Burberry plans to sublease its space on Bleecker Street and Prabal Gurung will leave in August. “The right kinds of brands know how it should be merchandised,” Goldban said. “We’ll always have challenges, but right now it feels like a pretty good time. Retail seems to be finding its footing. I feel like there’s a lot more activity. Sales and traffic at Brookfield Place are up, people are spending.”
Brookfield Place is trying to create a place where there’s more to do than shop. Convene, which opened a 73,000-square-foot coworking space, also opened two theaters with up to 500 seats. “It’s really a flex space,” Goldban said. “We programmed them with product launches, film festivals and live performances.”
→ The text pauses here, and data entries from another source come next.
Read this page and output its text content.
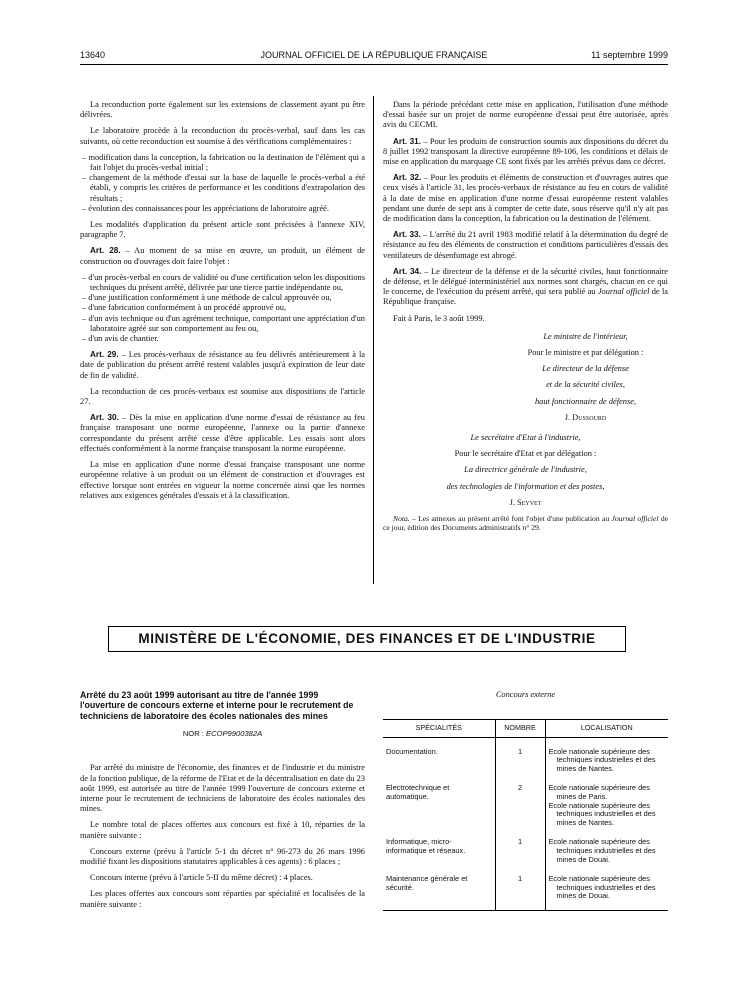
13640	JOURNAL OFFICIEL DE LA RÉPUBLIQUE FRANÇAISE	11 septembre 1999

La reconduction porte également sur les extensions de classement ayant pu être délivrées.

Le laboratoire procède à la reconduction du procès-verbal, sauf dans les cas suivants, où cette reconduction est soumise à des vérifications complémentaires :

– modification dans la conception, la fabrication ou la destination de l'élément qui a fait l'objet du procès-verbal initial ;
– changement de la méthode d'essai sur la base de laquelle le procès-verbal a été établi, y compris les critères de performance et les conditions d'extrapolation des résultats ;
– évolution des connaissances pour les appréciations de laboratoire agréé.

Les modalités d'application du présent article sont précisées à l'annexe XIV, paragraphe 7.

Art. 28. – Au moment de sa mise en œuvre, un produit, un élément de construction ou d'ouvrages doit faire l'objet :

– d'un procès-verbal en cours de validité ou d'une certification selon les dispositions techniques du présent arrêté, délivrée par une tierce partie indépendante ou,
– d'une justification conformément à une méthode de calcul approuvée ou,
– d'une fabrication conformément à un procédé approuvé ou,
– d'un avis technique ou d'un agrément technique, comportant une appréciation d'un laboratoire agréé sur son comportement au feu ou,
– d'un avis de chantier.

Art. 29. – Les procès-verbaux de résistance au feu délivrés antérieurement à la date de publication du présent arrêté restent valables jusqu'à expiration de leur date de fin de validité.

La reconduction de ces procès-verbaux est soumise aux dispositions de l'article 27.

Art. 30. – Dès la mise en application d'une norme d'essai de résistance au feu française transposant une norme européenne, l'annexe ou la partie d'annexe correspondante du présent arrêté cesse d'être applicable. Les essais sont alors effectués conformément à la norme française transposant la norme européenne.

La mise en application d'une norme d'essai française transposant une norme européenne relative à un produit ou un élément de construction et d'ouvrages est effective lorsque sont entrées en vigueur la norme concernée ainsi que les normes relatives aux exigences générales d'essais et à la classification.

Dans la période précédant cette mise en application, l'utilisation d'une méthode d'essai basée sur un projet de norme européenne d'essai peut être autorisée, après avis du CECMI.

Art. 31. – Pour les produits de construction soumis aux dispositions du décret du 8 juillet 1992 transposant la directive européenne 89-106, les conditions et délais de mise en application du marquage CE sont fixés par les arrêtés prévus dans ce décret.

Art. 32. – Pour les produits et éléments de construction et d'ouvrages autres que ceux visés à l'article 31, les procès-verbaux de résistance au feu en cours de validité à la date de mise en application d'une norme d'essai européenne restent valables pendant une durée de sept ans à compter de cette date, sous réserve qu'il n'y ait pas de modification dans la conception, la fabrication ou la destination de l'élément.

Art. 33. – L'arrêté du 21 avril 1983 modifié relatif à la détermination du degré de résistance au feu des éléments de construction et conditions particulières d'essais des ventilateurs de désenfumage est abrogé.

Art. 34. – Le directeur de la défense et de la sécurité civiles, haut fonctionnaire de défense, et le délégué interministériel aux normes sont chargés, chacun en ce qui le concerne, de l'exécution du présent arrêté, qui sera publié au Journal officiel de la République française.

Fait à Paris, le 3 août 1999.

Le ministre de l'intérieur,

Pour le ministre et par délégation :

Le directeur de la défense

et de la sécurité civiles,

haut fonctionnaire de défense,

J. Dussourd

Le secrétaire d'Etat à l'industrie,

Pour le secrétaire d'Etat et par délégation :

La directrice générale de l'industrie,

des technologies de l'information et des postes,

J. Seyvet

Nota. – Les annexes au présent arrêté font l'objet d'une publication au Journal officiel de ce jour, édition des Documents administratifs n° 29.

MINISTÈRE DE L'ÉCONOMIE, DES FINANCES ET DE L'INDUSTRIE

Arrêté du 23 août 1999 autorisant au titre de l'année 1999 l'ouverture de concours externe et interne pour le recrutement de techniciens de laboratoire des écoles nationales des mines

NOR : ECOP9900382A

Par arrêté du ministre de l'économie, des finances et de l'industrie et du ministre de la fonction publique, de la réforme de l'Etat et de la décentralisation en date du 23 août 1999, est autorisée au titre de l'année 1999 l'ouverture de concours externe et interne pour le recrutement de techniciens de laboratoire des écoles nationales des mines.

Le nombre total de places offertes aux concours est fixé à 10, réparties de la manière suivante :

Concours externe (prévu à l'article 5-1 du décret n° 96-273 du 26 mars 1996 modifié fixant les dispositions statutaires applicables à ces agents) : 6 places ;

Concours interne (prévu à l'article 5-II du même décret) : 4 places.

Les places offertes aux concours sont réparties par spécialité et localisées de la manière suivante :

Concours externe

SPÉCIALITÉS	NOMBRE	LOCALISATION
Documentation.	1	Ecole nationale supérieure des techniques industrielles et des mines de Nantes.

Electrotechnique et automatique.	2	Ecole nationale supérieure des mines de Paris.
Ecole nationale supérieure des techniques industrielles et des mines de Nantes.

Informatique, micro-informatique et réseaux.	1	Ecole nationale supérieure des techniques industrielles et des mines de Douai.

Maintenance générale et sécurité.	1	Ecole nationale supérieure des techniques industrielles et des mines de Douai.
Goldban also insisted that Shakespeare & Co., a new tenant at Brookfield Place, host a book signing or book reading once a month. Newly opened Amazon Go is “all about how the retail and shopping experience are evolving,” he said. It’s cool to see how the technology works. It’s like you’re going to the refrigerator in your house, you take something and leave.”
“The retail world today is very bifurcated,” said Steven Levin, founder and ceo of Centennial Real Estate. “There’s a lot of activity in restaurants, theaters and entertainment. When you get into the traditional fashion business, the world, unfortunately, has not been kind.”
Levin claims to be “a retailer at heart,” having grown up in his father’s off-price fashion chain, Margie’s, which operated 60 stores under three nameplates in the Southwest as malls were gaining popularity. “My background is as a retailer. We pre-dated Ross, but our stores were smaller and more upscale. I’m a retailer at heart. I don’t believe that retail is going away.”
Levin wanted to create a gathering place at Centennial centers. “When I was growing up, we didn’t go to the mall to buy a pair of jeans; you’d go because you wanted to hang out. That’s what we’re bringing with festivals and marketplaces. We’re investing millions and millions of dollars into place making.”